Humanoid robots promise whole-body interaction in human-centered environments, but scalable policy learning remains difficult because task-level decision-making and whole-body dynamic execution are tightly coupled. A practical solution is hierarchical control, where a high-level policy predicts intermediate whole-body actions and low-level general motion trackers (GMTs) execute them as stable humanoid motion. However, existing benchmarks rarely evaluate the policy-tracker interface itself, leaving open whether intermediate whole-body actions are executable, robust under task distribution shifts, and transferable across different GMT backends. We introduce HumanoidArena, a simulation-first benchmark for egocentric hierarchical whole-body learning. The benchmark formulates policy learning as a hierarchical decision making problem: a high-level policy converts egocentric vision, proprioception, and instructions into a compact whole-body action, which is subsequently executed by a low-level GMT. Instead of treating the legs as planar transport tools, HumanoidArena emphasizes interactions where lower-body coordination is structurally necessary in task completion. We therefore design 7 leg-critical HOI/HSI tasks in which success requires foot placement, balance maintenance, posture adjustment, and whole-body reorientation. To further diagnose the hierarchical system, we evaluate policies from two complementary perspectives: perturbation-conditioned generalization and GMT-conditioned transfer. Experiments show that hierarchical control enables learned policies to solve diverse leg-critical interactions, but performance is strongly tracker-conditioned and cross-GMT transfer remains fragile. These results position HumanoidArena as a benchmark for studying transferable intermediate action representations and scalable egocentric whole-body policy learning.

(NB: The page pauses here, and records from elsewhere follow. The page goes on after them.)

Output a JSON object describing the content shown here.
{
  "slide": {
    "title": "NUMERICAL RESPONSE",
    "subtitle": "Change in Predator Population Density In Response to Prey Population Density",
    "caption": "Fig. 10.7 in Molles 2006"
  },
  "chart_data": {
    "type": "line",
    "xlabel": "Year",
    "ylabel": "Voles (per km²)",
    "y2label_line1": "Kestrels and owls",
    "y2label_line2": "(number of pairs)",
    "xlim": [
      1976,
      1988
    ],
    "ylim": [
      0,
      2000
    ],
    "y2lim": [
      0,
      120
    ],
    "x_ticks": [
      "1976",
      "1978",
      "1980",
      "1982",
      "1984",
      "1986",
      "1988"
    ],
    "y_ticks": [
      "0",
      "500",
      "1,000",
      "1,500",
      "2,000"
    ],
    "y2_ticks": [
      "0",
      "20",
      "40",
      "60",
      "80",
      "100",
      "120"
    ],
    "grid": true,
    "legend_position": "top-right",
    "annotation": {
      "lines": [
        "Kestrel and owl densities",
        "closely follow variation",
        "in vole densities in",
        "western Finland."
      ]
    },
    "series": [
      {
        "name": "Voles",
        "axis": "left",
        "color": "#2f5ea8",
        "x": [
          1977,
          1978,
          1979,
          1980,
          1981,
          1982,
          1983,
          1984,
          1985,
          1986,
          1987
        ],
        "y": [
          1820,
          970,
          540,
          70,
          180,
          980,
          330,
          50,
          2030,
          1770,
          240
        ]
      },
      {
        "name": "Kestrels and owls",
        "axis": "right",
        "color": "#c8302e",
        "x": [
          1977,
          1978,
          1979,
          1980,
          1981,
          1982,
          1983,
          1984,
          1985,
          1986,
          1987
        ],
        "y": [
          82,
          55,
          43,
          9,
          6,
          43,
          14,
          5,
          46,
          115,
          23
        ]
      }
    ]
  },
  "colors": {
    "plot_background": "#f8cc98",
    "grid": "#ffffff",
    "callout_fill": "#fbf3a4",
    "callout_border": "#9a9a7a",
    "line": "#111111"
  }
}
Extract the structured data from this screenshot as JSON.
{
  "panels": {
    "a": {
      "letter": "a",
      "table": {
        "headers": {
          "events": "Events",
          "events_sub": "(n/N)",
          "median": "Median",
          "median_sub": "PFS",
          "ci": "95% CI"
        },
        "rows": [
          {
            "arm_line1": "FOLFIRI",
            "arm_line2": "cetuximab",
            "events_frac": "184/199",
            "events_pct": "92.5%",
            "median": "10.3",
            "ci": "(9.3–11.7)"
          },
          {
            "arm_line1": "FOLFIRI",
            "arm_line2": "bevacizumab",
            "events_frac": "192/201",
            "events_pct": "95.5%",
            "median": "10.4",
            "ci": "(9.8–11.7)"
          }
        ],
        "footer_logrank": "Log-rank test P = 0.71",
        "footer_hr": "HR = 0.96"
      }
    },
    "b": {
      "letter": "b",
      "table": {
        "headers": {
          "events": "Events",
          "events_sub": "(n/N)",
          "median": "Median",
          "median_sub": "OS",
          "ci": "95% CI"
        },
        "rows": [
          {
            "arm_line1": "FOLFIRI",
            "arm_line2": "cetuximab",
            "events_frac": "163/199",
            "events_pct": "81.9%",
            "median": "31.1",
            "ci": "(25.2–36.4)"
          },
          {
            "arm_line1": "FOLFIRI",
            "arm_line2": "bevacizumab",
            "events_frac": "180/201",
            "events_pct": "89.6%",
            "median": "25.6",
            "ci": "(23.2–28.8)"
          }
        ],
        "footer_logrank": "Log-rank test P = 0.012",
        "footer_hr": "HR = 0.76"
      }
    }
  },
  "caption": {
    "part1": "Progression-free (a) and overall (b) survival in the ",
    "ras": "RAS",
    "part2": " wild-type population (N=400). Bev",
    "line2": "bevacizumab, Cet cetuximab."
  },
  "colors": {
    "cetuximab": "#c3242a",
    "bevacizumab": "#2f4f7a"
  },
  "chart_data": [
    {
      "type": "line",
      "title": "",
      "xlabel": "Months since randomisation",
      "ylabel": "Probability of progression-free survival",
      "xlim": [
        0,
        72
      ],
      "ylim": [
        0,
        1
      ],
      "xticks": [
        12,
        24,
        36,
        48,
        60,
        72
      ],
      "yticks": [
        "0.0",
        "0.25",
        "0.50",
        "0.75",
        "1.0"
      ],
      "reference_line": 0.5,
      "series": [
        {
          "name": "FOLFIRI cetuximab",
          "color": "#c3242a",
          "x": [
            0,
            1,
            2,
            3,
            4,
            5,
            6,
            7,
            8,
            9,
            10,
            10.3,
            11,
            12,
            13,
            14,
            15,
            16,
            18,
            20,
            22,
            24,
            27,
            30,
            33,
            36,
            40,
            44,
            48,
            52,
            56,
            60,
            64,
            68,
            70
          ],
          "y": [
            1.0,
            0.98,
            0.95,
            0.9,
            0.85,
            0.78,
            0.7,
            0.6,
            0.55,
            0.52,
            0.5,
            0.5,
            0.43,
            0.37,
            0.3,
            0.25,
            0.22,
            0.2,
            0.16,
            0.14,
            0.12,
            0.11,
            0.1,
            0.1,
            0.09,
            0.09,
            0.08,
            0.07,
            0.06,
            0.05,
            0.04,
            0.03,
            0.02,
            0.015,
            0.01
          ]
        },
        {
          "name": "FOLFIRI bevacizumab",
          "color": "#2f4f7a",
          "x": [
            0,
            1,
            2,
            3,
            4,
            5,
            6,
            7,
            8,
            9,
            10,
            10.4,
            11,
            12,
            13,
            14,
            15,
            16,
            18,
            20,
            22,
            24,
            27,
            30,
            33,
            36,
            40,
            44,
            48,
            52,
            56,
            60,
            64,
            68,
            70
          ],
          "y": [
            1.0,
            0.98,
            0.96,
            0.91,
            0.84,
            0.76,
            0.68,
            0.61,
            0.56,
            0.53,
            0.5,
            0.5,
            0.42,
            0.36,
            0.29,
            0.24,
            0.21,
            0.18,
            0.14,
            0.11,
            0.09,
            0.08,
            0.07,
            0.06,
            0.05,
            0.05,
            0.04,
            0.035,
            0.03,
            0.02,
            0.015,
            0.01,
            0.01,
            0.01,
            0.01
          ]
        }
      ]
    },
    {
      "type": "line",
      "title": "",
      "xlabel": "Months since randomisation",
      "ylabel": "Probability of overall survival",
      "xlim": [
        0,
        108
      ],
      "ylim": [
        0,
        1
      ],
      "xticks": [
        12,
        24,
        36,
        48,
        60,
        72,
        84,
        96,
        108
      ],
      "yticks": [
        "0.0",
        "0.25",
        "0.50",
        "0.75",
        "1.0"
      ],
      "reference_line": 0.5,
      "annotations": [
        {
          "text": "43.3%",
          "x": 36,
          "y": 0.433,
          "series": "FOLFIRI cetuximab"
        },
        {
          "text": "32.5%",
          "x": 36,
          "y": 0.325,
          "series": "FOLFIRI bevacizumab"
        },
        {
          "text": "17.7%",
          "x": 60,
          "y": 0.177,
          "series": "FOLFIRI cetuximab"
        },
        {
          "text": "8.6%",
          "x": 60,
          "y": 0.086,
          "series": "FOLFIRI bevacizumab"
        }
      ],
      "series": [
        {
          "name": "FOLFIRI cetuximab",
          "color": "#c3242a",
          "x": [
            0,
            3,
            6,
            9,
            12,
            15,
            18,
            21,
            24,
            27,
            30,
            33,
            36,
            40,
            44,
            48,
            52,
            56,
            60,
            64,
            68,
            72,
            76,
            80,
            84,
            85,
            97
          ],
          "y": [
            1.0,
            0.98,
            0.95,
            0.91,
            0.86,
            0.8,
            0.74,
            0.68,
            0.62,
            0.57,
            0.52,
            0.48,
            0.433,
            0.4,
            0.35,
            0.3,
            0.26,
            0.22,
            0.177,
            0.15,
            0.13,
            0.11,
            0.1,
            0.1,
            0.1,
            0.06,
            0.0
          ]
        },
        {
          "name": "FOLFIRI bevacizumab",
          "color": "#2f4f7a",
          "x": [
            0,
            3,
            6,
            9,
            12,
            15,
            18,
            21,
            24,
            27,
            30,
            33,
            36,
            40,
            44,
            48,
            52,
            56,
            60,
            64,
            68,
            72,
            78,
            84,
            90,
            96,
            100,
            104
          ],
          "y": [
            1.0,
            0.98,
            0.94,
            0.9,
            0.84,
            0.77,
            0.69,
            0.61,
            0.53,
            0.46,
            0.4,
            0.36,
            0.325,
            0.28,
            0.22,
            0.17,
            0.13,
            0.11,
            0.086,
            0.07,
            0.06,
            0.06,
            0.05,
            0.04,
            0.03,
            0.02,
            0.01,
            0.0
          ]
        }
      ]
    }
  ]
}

翻译：人形机器人有望在人本环境中实现全身交互，但可扩展的策略学习仍面临挑战，因为任务级决策与全身动态执行紧密耦合。一种实用方案是层次化控制：高层策略预测中间全身动作，低层通用运动跟踪器（GMT）将其执行为稳定的人形运动。然而现有基准极少评估策略-跟踪器接口本身，使得中间全身动作的可执行性、任务分布偏移下的鲁棒性以及跨不同GMT后端的可迁移性仍属未知。我们提出HumanoidArena——首个面向自我中心层次化全身运动的仿真优先基准。该基准将策略学习建模为层次化决策问题：高层策略将自我中心视觉、本体感知与指令转化为紧凑的全身动作，随后由低层GMT执行。区别于将腿部视为平面运输工具，HumanoidArena强调下肢协调在任务完成中具有结构必要性的交互场景。为此我们设计7项下肢关键的人-物/人-场景交互任务，其成功需要脚部落点、平衡维持、姿态调整及全身重定向。为进一步诊断层次化系统，我们从两个互补视角评估策略：扰动条件泛化与GMT条件迁移。实验表明层次化控制使习得策略能解决多样化的下肢关键交互，但性能强烈依赖于跟踪器，且跨GMT迁移仍不稳定。这些结果将HumanoidArena定位为研究可迁移中间动作表征与可扩展自我中心全身策略学习的基准平台。